After supplementation with 4000 IU/d oral vitamin D for 21 days, AD lesional skin showed a statistically significant increase in cathelicidin expression from a median of 3.53 relative copy units (RCU) before supplementation to a median of 23.91 RCU postsupplementation

“Administration of oral vitamin D induces cathelicidin production in atopic individuals”

It counteracts the biofilm that the bacteria produce to protect themselves.

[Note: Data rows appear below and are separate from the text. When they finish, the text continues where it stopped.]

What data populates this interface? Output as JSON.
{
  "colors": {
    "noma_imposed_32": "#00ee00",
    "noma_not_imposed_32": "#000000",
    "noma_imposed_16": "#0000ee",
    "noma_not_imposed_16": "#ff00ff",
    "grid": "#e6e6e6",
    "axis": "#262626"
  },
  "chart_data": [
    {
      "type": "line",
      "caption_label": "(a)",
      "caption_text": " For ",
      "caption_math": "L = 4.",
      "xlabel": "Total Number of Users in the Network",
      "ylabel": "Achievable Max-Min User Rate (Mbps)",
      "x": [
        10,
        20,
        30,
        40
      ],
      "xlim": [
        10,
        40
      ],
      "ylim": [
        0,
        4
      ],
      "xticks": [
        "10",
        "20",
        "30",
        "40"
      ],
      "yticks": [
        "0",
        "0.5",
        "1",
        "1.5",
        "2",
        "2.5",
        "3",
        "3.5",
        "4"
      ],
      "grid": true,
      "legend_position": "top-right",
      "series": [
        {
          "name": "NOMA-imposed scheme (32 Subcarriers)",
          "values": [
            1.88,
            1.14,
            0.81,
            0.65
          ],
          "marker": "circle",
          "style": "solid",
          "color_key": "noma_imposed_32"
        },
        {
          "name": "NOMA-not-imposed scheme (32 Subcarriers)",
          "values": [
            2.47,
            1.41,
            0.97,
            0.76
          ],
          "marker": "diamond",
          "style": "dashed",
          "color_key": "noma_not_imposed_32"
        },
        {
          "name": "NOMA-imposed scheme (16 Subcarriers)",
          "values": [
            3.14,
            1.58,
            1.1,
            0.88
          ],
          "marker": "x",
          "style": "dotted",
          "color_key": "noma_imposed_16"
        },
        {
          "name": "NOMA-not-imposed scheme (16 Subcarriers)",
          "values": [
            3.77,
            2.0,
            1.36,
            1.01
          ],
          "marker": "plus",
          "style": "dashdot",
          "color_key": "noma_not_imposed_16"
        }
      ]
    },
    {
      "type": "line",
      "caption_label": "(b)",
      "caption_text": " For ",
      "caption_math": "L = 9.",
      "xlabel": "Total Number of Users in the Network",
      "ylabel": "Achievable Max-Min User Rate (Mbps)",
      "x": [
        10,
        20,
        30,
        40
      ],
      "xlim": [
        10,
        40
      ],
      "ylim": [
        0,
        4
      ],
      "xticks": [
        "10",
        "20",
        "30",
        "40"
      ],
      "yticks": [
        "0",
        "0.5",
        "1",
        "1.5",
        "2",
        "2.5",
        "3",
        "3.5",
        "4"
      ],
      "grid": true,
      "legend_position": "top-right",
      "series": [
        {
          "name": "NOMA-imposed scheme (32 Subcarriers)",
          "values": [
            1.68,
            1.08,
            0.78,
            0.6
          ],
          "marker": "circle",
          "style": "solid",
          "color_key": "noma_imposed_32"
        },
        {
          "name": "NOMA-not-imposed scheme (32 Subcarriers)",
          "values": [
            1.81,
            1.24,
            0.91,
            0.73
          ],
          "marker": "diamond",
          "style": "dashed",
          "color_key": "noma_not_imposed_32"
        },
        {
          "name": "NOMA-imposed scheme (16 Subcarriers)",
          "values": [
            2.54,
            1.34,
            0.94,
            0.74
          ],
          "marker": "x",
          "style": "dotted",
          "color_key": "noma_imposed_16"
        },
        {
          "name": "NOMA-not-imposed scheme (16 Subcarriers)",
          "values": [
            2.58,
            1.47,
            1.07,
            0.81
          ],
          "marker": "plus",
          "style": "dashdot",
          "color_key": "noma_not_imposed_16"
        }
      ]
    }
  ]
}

This biofilm has also been linked with impeded wound healing.

The helical human cathelicidin LL-37 was tested against S. aureus, and was found to exhibit effective anti-microbial, anti-attachment as well as anti-biofilm activity at concentrations in the low μg/ml range.

“LL-37-Derived Peptides Eradicate Multidrug-Resistant Staphylococcus aureus from Thermally Wounded Human Skin Equivalents”

“PS-302 Human Cathelicidin Antimicrobial Peptide Ll37 Influences Staphylococcus Epidermidis´ Biofilm-associated Gene-expression And Biofilm Mass On A Medical Devise Surface”

“Natural and synthetic cathelicidin peptides with anti-microbial and anti-biofilm activity against Staphylococcus aureus”

Anecdotal treatment

I’ve also scanned a few fora to see what people have tried and found helpful. They are listed here if I could find a reasonable link with either acetone or the bacteria since those 2 components are for sure involved.

  • black seed oil (can also cause skin irritation)
  • dandelion tea
  • vitamin C (topical cream and/or oral intake)

“Anti-microbial effect of Nigella sativa seed extract against staphylococcal skin Infection”

“Characterisation of antimicrobial extracts from dandelion root (Taraxacum officinale) using LC-SPE-NMR.”

“Immunomodulatory and Antimicrobial Effects of Vitamin C”


As blood ketones go higher, the correlation with acetone seems to change in such a way that there is a higher increment in acetone. This study but also others I’ve seen indicate this. But the correlation doesn’t matter so much. Important to know is that as BHB goes up, so does acetone. So if you are affected, you could reduce your BHB levels while treating the bacterial issue or temporarily get off the ketogenic diet completely. You can still go low carb but just not in the ketogenic state.

“Acetone as biomarker for ketosis buildup capability – a study in healthy individuals under combined high fat and starvation diets”


With this piece of information I hope whoever is effected now has a good idea what to do. If all turns out to be correct then first of all you are dealing with a bacterial infection in the skin. That is priority one to resolve.

Secondly, you are probably short in vitamin D. So get sun exposure or at least supplement.

You could combine vitamin D with anti-biotic treatment to get the best result.

If all else fails then there is always the possibility to reduce the ketone production but that doesn’t help you get rid of the bacterial infection.